Sunday, March 28, 2004

Bmda: Trademarks lost in computer crash

Half of the 37,000 registered trademarks in Bermuda have been lost from the computerised Trademark Registry following a crash, The Royal Gazette can reveal.

A back-up system which is supposed to rebuild the database failed, meaning only half of the computerised information was restored.

Staff at the Registry General have had to go back to original files and manually input all data from 1999 – around half the 37,000 trademarks.

The computer crash will be an embarrassment to Government which is marketing Bermuda as a leading e-business and intellectual property centre.

The failure occurred about three weeks ago and it has forced the Registry General to suspend processing of new trademark registrations.

And lawyers acting for companies which have registered their trademarks can’t search the system to see if their intellectual property has been protected.

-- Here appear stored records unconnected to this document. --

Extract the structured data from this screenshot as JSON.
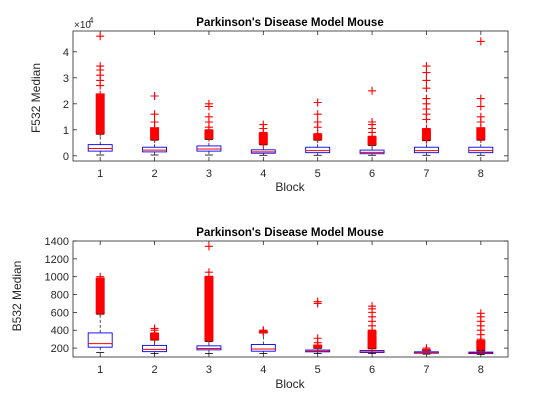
{
  "chart_data": [
    {
      "type": "boxplot",
      "title": "Parkinson's Disease Model Mouse",
      "xlabel": "Block",
      "ylabel": "F532 Median",
      "exponent_label": "×10",
      "exponent_power": "4",
      "categories": [
        "1",
        "2",
        "3",
        "4",
        "5",
        "6",
        "7",
        "8"
      ],
      "ylim": [
        -0.2,
        4.8
      ],
      "yticks": [
        0,
        1,
        2,
        3,
        4
      ],
      "ytick_labels": [
        "0",
        "1",
        "2",
        "3",
        "4"
      ],
      "box_color": "#0000ff",
      "median_color": "#ff0000",
      "outlier_color": "#ff0000",
      "boxes": [
        {
          "block": "1",
          "q1": 0.18,
          "median": 0.28,
          "q3": 0.43,
          "whisker_low": 0.03,
          "whisker_high": 0.83,
          "outlier_range": [
            0.85,
            2.4
          ],
          "outliers": [
            0.9,
            1.0,
            1.1,
            1.2,
            1.3,
            1.4,
            1.5,
            1.6,
            1.7,
            1.8,
            1.9,
            2.0,
            2.1,
            2.2,
            2.35,
            2.7,
            2.9,
            3.1,
            3.3,
            3.45,
            4.6
          ]
        },
        {
          "block": "2",
          "q1": 0.15,
          "median": 0.22,
          "q3": 0.33,
          "whisker_low": 0.03,
          "whisker_high": 0.6,
          "outlier_range": [
            0.62,
            1.1
          ],
          "outliers": [
            0.65,
            0.75,
            0.85,
            0.95,
            1.05,
            1.3,
            1.6,
            2.3
          ]
        },
        {
          "block": "3",
          "q1": 0.18,
          "median": 0.26,
          "q3": 0.38,
          "whisker_low": 0.03,
          "whisker_high": 0.63,
          "outlier_range": [
            0.65,
            1.0
          ],
          "outliers": [
            0.7,
            0.8,
            0.9,
            1.0,
            1.1,
            1.3,
            1.5,
            1.9,
            2.0
          ]
        },
        {
          "block": "4",
          "q1": 0.1,
          "median": 0.15,
          "q3": 0.23,
          "whisker_low": 0.02,
          "whisker_high": 0.42,
          "outlier_range": [
            0.44,
            0.9
          ],
          "outliers": [
            0.45,
            0.6,
            0.75,
            0.9,
            1.05,
            1.2
          ]
        },
        {
          "block": "5",
          "q1": 0.12,
          "median": 0.2,
          "q3": 0.33,
          "whisker_low": 0.02,
          "whisker_high": 0.6,
          "outlier_range": [
            0.62,
            0.85
          ],
          "outliers": [
            0.65,
            0.75,
            0.85,
            1.1,
            1.3,
            1.6,
            2.05
          ]
        },
        {
          "block": "6",
          "q1": 0.08,
          "median": 0.13,
          "q3": 0.22,
          "whisker_low": 0.02,
          "whisker_high": 0.4,
          "outlier_range": [
            0.42,
            0.75
          ],
          "outliers": [
            0.45,
            0.6,
            0.75,
            0.9,
            1.05,
            1.2,
            1.3,
            2.5
          ]
        },
        {
          "block": "7",
          "q1": 0.12,
          "median": 0.2,
          "q3": 0.33,
          "whisker_low": 0.02,
          "whisker_high": 0.58,
          "outlier_range": [
            0.6,
            1.05
          ],
          "outliers": [
            0.62,
            0.75,
            0.9,
            1.05,
            1.4,
            1.6,
            1.8,
            2.0,
            2.2,
            2.6,
            2.9,
            3.2,
            3.45
          ]
        },
        {
          "block": "8",
          "q1": 0.12,
          "median": 0.2,
          "q3": 0.33,
          "whisker_low": 0.02,
          "whisker_high": 0.6,
          "outlier_range": [
            0.62,
            1.1
          ],
          "outliers": [
            0.65,
            0.75,
            0.9,
            1.05,
            1.3,
            1.5,
            1.9,
            2.2,
            4.4
          ]
        }
      ]
    },
    {
      "type": "boxplot",
      "title": "Parkinson's Disease Model Mouse",
      "xlabel": "Block",
      "ylabel": "B532 Median",
      "categories": [
        "1",
        "2",
        "3",
        "4",
        "5",
        "6",
        "7",
        "8"
      ],
      "ylim": [
        100,
        1400
      ],
      "yticks": [
        200,
        400,
        600,
        800,
        1000,
        1200,
        1400
      ],
      "ytick_labels": [
        "200",
        "400",
        "600",
        "800",
        "1000",
        "1200",
        "1400"
      ],
      "box_color": "#0000ff",
      "median_color": "#ff0000",
      "outlier_color": "#ff0000",
      "boxes": [
        {
          "block": "1",
          "q1": 210,
          "median": 250,
          "q3": 370,
          "whisker_low": 150,
          "whisker_high": 580,
          "outlier_range": [
            585,
            990
          ],
          "outliers": [
            600,
            650,
            700,
            750,
            800,
            850,
            900,
            950,
            1000
          ]
        },
        {
          "block": "2",
          "q1": 160,
          "median": 185,
          "q3": 230,
          "whisker_low": 140,
          "whisker_high": 290,
          "outlier_range": [
            292,
            370
          ],
          "outliers": [
            300,
            320,
            345,
            370,
            400,
            420
          ]
        },
        {
          "block": "3",
          "q1": 180,
          "median": 195,
          "q3": 225,
          "whisker_low": 140,
          "whisker_high": 275,
          "outlier_range": [
            278,
            1010
          ],
          "outliers": [
            300,
            400,
            500,
            600,
            700,
            800,
            900,
            1000,
            1050,
            1340
          ]
        },
        {
          "block": "4",
          "q1": 165,
          "median": 190,
          "q3": 240,
          "whisker_low": 140,
          "whisker_high": 370,
          "outlier_range": [
            372,
            395
          ],
          "outliers": [
            375,
            390,
            400
          ]
        },
        {
          "block": "5",
          "q1": 158,
          "median": 165,
          "q3": 178,
          "whisker_low": 140,
          "whisker_high": 198,
          "outlier_range": [
            200,
            240
          ],
          "outliers": [
            210,
            230,
            260,
            310,
            700,
            720
          ]
        },
        {
          "block": "6",
          "q1": 150,
          "median": 158,
          "q3": 172,
          "whisker_low": 138,
          "whisker_high": 192,
          "outlier_range": [
            194,
            400
          ],
          "outliers": [
            200,
            250,
            300,
            350,
            400,
            450,
            500,
            550,
            600,
            640,
            670
          ]
        },
        {
          "block": "7",
          "q1": 143,
          "median": 150,
          "q3": 158,
          "whisker_low": 132,
          "whisker_high": 170,
          "outlier_range": [
            172,
            186
          ],
          "outliers": [
            175,
            185,
            200
          ]
        },
        {
          "block": "8",
          "q1": 138,
          "median": 145,
          "q3": 155,
          "whisker_low": 128,
          "whisker_high": 168,
          "outlier_range": [
            170,
            290
          ],
          "outliers": [
            180,
            220,
            260,
            300,
            350,
            400,
            450,
            500,
            550,
            590
          ]
        }
      ]
    }
  ]
}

Registry General staff are hoping to have a basic service resumed in two weeks.


When a drive experiences problems, it is replaced and the system continues as normal but in this case the system didn’t recover as normal.

This caused IT experts to turn to back-up copies to repair the RAID drives, but they failed because the back-up copy of the file needed was not available because of “system configuration changes” performed at an earlier date.
So, did it take them three weeks to figure out the information wasn't recoverable? Why is the world hearing about this only now? What measures have they used to recover this information? Sounds like a really novice error caused the recovery to be less than 100%.